# Stack Overflow

## Introduction 

In the second part of this assignment, we will create and analyze time series of creation dates of Stack Overflow questions. This assignment is to be completed **INDIVIDUALLY** and it is due on **October 7 at 7pm**.

Let's create some time series from the data. You may choose to analyze either users or tags. To analyze users, take the top 100 users with the most question posts. For each user, your time series will be the number of questions posted by that user at some frequency. To analyze tags, take the top 100 most popular question tags. For each tag, your time series will be the number of questions with that tag at some frequency. You may choose to sample your data each week, each month, on a certain day of the week or at certain hours in a day depending on what trend you are hoping to find in the data. For example, if you choose to analyze tags and sample during different hours of the day, your hypothesis could be that languages (i.e. Javascript) that are used more in industry will have more questions posted during work hours, whereas languages (i.e. Python) that are taught in academia will have more questions posted after midnight when students are scrambling to finish their homework.

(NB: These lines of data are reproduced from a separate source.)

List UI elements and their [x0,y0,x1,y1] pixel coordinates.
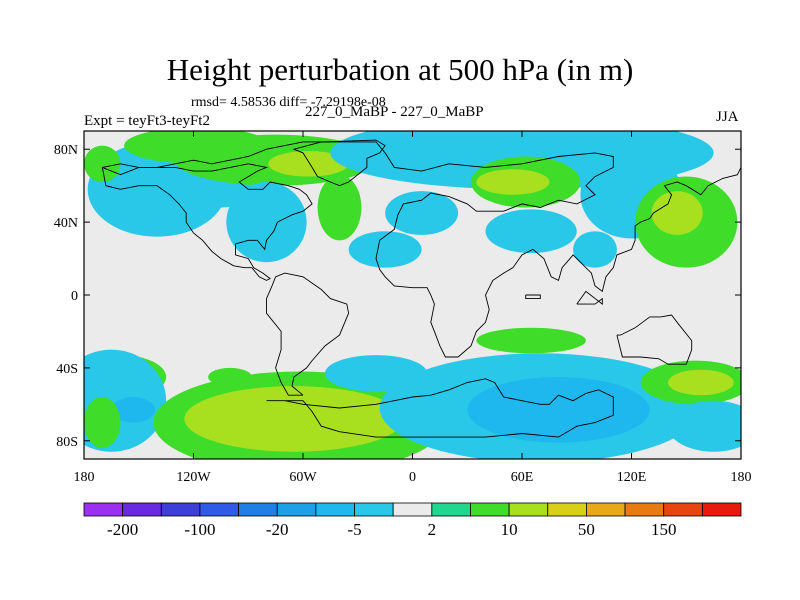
contour-region [268,151,349,177]
colorbar-label: -100 [184,520,215,539]
coastline [102,141,304,168]
y-tick-label: 80S [56,435,78,450]
colorbar: -200 -100 -20 -5 2 10 50 150 [83,502,742,539]
colorbar-swatch [315,502,355,517]
contour-region [84,145,121,183]
colorbar-swatch [83,502,124,517]
colorbar-label: -200 [107,520,138,539]
contour-region [476,169,550,195]
contour-region [111,397,156,423]
colorbar-swatch [431,502,471,517]
colorbar-swatch [354,502,394,517]
contour-region [467,377,650,443]
coastline [525,294,541,300]
colorbar-label: 2 [428,520,437,539]
colorbar-swatch [470,502,510,517]
coastline [303,141,741,358]
continent-outlines [101,139,741,438]
contour-region [348,231,422,268]
chart-title: Height perturbation at 500 hPa (in m) [166,52,634,87]
contour-region [651,191,703,235]
x-tick-label: 0 [409,470,416,485]
season-label: JJA [716,109,739,125]
y-tick-label: 40N [54,216,78,231]
coastline [616,314,693,365]
contour-region [385,191,459,235]
coastline [292,139,386,187]
colorbar-swatch [276,502,317,517]
contour-region [668,400,741,452]
x-tick-label: 60E [511,470,534,485]
x-tick-label: 180 [731,470,752,485]
x-tick-label: 180 [74,470,95,485]
colorbar-swatch [701,502,742,517]
x-tick-label: 120W [176,470,211,485]
contour-region [573,231,617,268]
contour-region [485,209,577,254]
colorbar-label: -20 [266,520,289,539]
center-label: 227_0_MaBP - 227_0_MaBP [305,104,484,120]
colorbar-label: -5 [347,520,361,539]
colorbar-swatch [508,502,549,517]
contour-region [226,182,307,263]
y-tick-label: 80N [54,143,78,158]
contour-region [476,327,586,354]
colorbar-swatch [586,502,626,517]
colorbar-label: 10 [501,520,518,539]
contour-region [317,174,362,241]
colorbar-label: 150 [651,520,677,539]
stats-text: rmsd= 4.58536 diff= -7.29198e-08 [191,95,386,110]
coastline [266,378,614,438]
colorbar-swatch [160,502,201,517]
x-tick-label: 60W [289,470,317,485]
colorbar-swatch [238,502,278,517]
coastline [576,290,603,306]
y-tick-label: 0 [71,289,78,304]
contour-field [84,131,741,459]
contour-region [668,369,734,396]
colorbar-label: 50 [578,520,595,539]
colorbar-swatch [663,502,703,517]
coastline [101,163,313,281]
colorbar-swatch [624,502,665,517]
coastline [266,272,350,396]
contour-region [84,397,121,449]
x-tick-label: 120E [617,470,647,485]
y-tick-label: 40S [56,362,78,377]
colorbar-swatch [199,502,239,517]
contour-region [184,386,404,452]
experiment-label: Expt = teyFt3-teyFt2 [84,113,210,129]
colorbar-swatch [547,502,587,517]
colorbar-swatch [392,502,433,517]
colorbar-swatch [122,502,162,517]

Compare the time series using one of the methods discussed in class. In a few paragraphs, write down what you were hoping to find in the data, what timeseries you created, what method you chose and why. **(30 pts)**

You may find the [pandas.DataFrame.resample](http://pandas.pydata.org/pandas-docs/stable/generated/pandas.DataFrame.resample.html) module helpful.

In [None]:
from pprint import pprint
import xml.etree.ElementTree as ET
from pandas import Series, DataFrame
import pandas as pd
import matplotlib.pyplot as plt
import matplotlib
matplotlib.style.use('ggplot')
from math import sqrt

questions = pd.DataFrame()

N = 100
tag_count = {}


for event, element in ET.iterparse('stackoverflow-posts-2015.xml'):
    
    if element.attrib['PostTypeId'] == '1':
        try:
            res = {}
            res['Id'] = [element.attrib['Id']]
            res['CreationDate'] = [element.attrib['CreationDate']]
            tag = element.attrib['Tags'][:element.attrib['Tags'].find('>')+1]
            res['Tags'] = [tag]
            res_df = pd.DataFrame(res)
            questions = questions.append(res_df)
            if tag not in tag_count:
                tag_count[tag] = 0
            tag_count[tag] += 1
            
        except KeyError:
            pass
            
top_tags = [''] * N
top_freq = [0] * N
            
for tag in tag_count:
    if tag_count[tag] > min(top_freq):
        i = top_freq.index(min(top_freq))
        top_tags[i] = tag
        top_freq[i] = tag_count[tag]

time_series2 = pd.DataFrame(0, index = list(range(24)), columns = top_tags)

for tag in top_tags:
    for dt in questions.loc[questions['Tags'] == tag]['CreationDate'].tolist():
        prev = time_series2.at[int(dt[11:13]), tag]
        time_series2.xs(int(dt[11:13]))[tag] = prev+1

def cosine_similarity(l1, l2):
    p_sum = 0
    l1_sum = 0
    l2_sum = 0
    for i in range(len(l1)):
        p_sum += l1[i] * l2[i]
        l1_sum += l1[i] * l1[i]
        l2_sum += l2[i] * l2[i]
    res = p_sum / (sqrt(l1_sum * l2_sum))
    return res

similarities = {}
for col1 in top_tags:
    for col2 in top_tags:
        if col1 != col2:
            if (col2, col1) not in similarities:
                cl1 = time_series2[col1].tolist()
                cl2 = time_series2[col2].tolist()
                similarities[(col1, col2)] = cosine_similarity(cl1, cl2)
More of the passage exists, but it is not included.